We all had such a great time back there -- jamming out to "Willie's Roadhouse" and "50's on 5," and munching on cookies that Angel's daughter, Danny, baked, or giggling as the dishwasher, Janelle, fed us the latest gossip. One of the best waitresses I have ever met, the bubbly Holly Vore, and I would have to refrain from singing the ancient country tunes too loud, for fear of frightening the customers.
I even caught myself dancing with the broom a few times.
Angel has two little boys that she shared her perfect blonde-haired/blue-eyed combo with, that would often come help out too. Jack and Wade, the dynamic duo, would rake in the dough as guests fell for their inevitable cuteness.

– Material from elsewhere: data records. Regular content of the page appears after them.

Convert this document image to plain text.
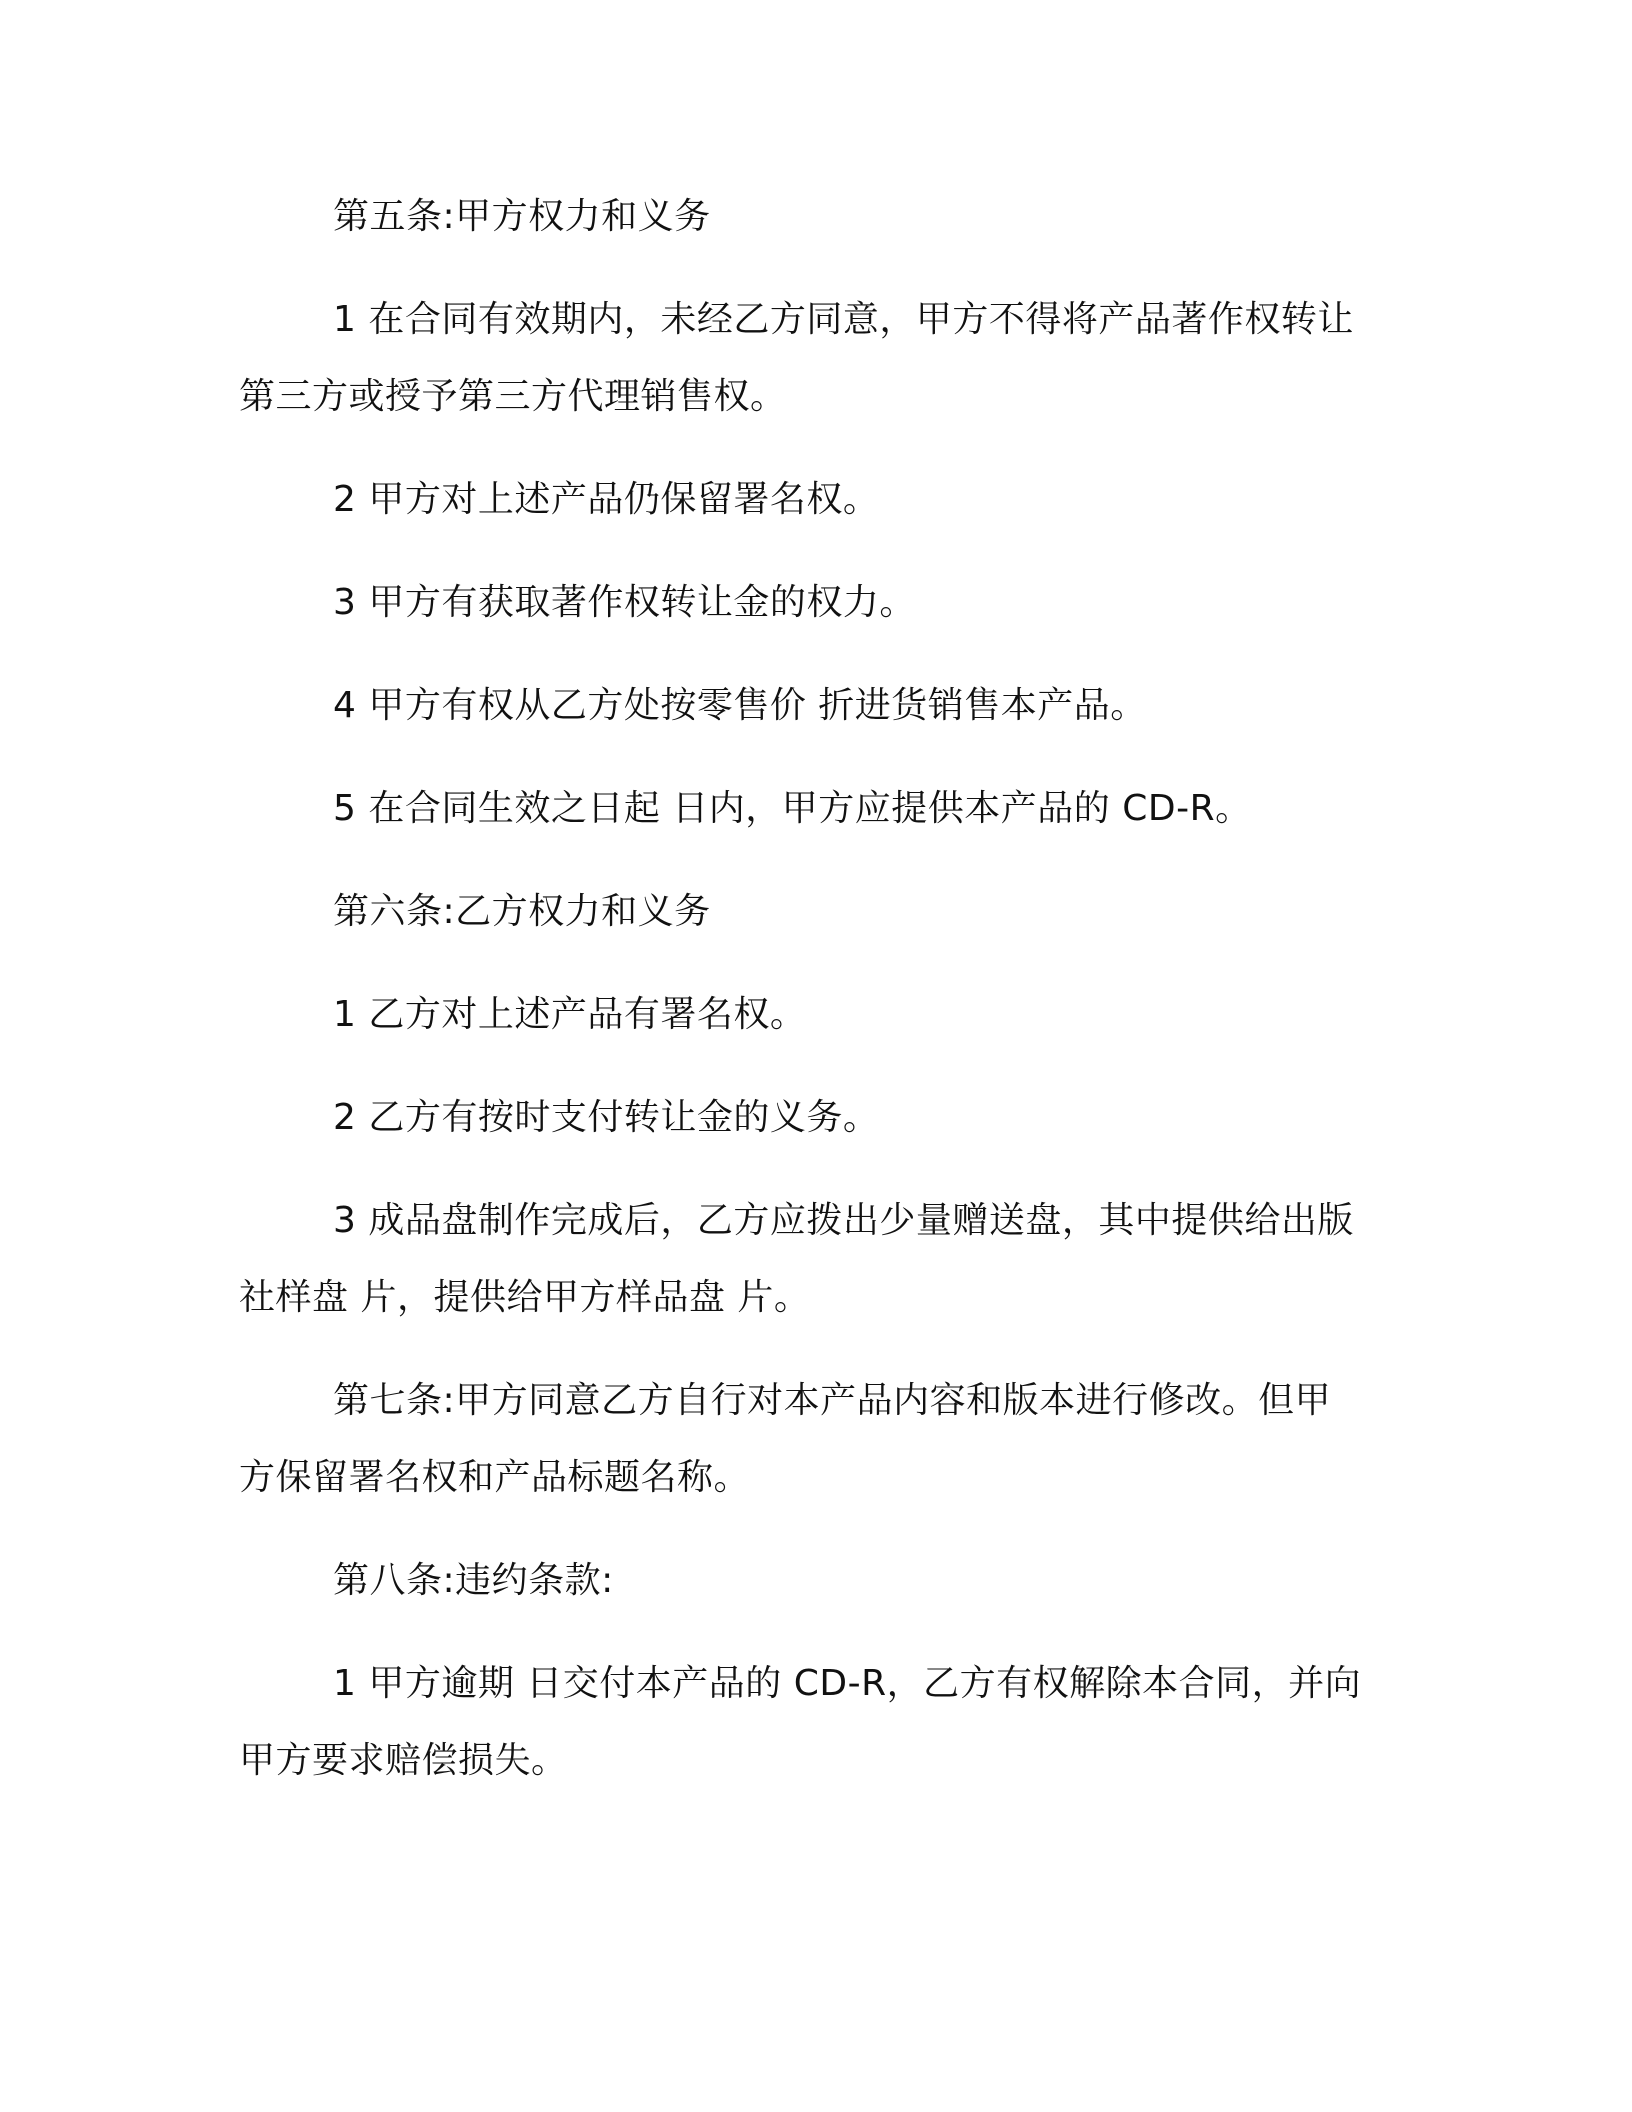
第五条:甲方权力和义务
1 在合同有效期内，未经乙方同意，甲方不得将产品著作权转让
第三方或授予第三方代理销售权。
2 甲方对上述产品仍保留署名权。
3 甲方有获取著作权转让金的权力。
4 甲方有权从乙方处按零售价 折进货销售本产品。
5 在合同生效之日起 日内，甲方应提供本产品的 CD-R。
第六条:乙方权力和义务
1 乙方对上述产品有署名权。
2 乙方有按时支付转让金的义务。
3 成品盘制作完成后，乙方应拨出少量赠送盘，其中提供给出版
社样盘 片，提供给甲方样品盘 片。
第七条:甲方同意乙方自行对本产品内容和版本进行修改。但甲
方保留署名权和产品标题名称。
第八条:违约条款:
1 甲方逾期 日交付本产品的 CD-R，乙方有权解除本合同，并向
甲方要求赔偿损失。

At the end of the night we would take turns with less-exciting jobs such as cleaning the toilets and sweeping the floor. We all split the tips, so we were all on the same level and eager to help each other out.
It wasn't an easy summer. There were days where I would get up, cook for the boys all day, work at the Dinner Tree, and then bale hay all night. Then I'd get off the tractor and start cooking again in the morning, covered in a pasty mixture of grease, hay, and the spillage of someone's unfinished Cowboy Bean soup.
I learned so much about myself and about people in general -- how to read them, how to serve. I met incredible people with immeasurably large hearts, and it might have been seriously hard work, but I wouldn't change a thing.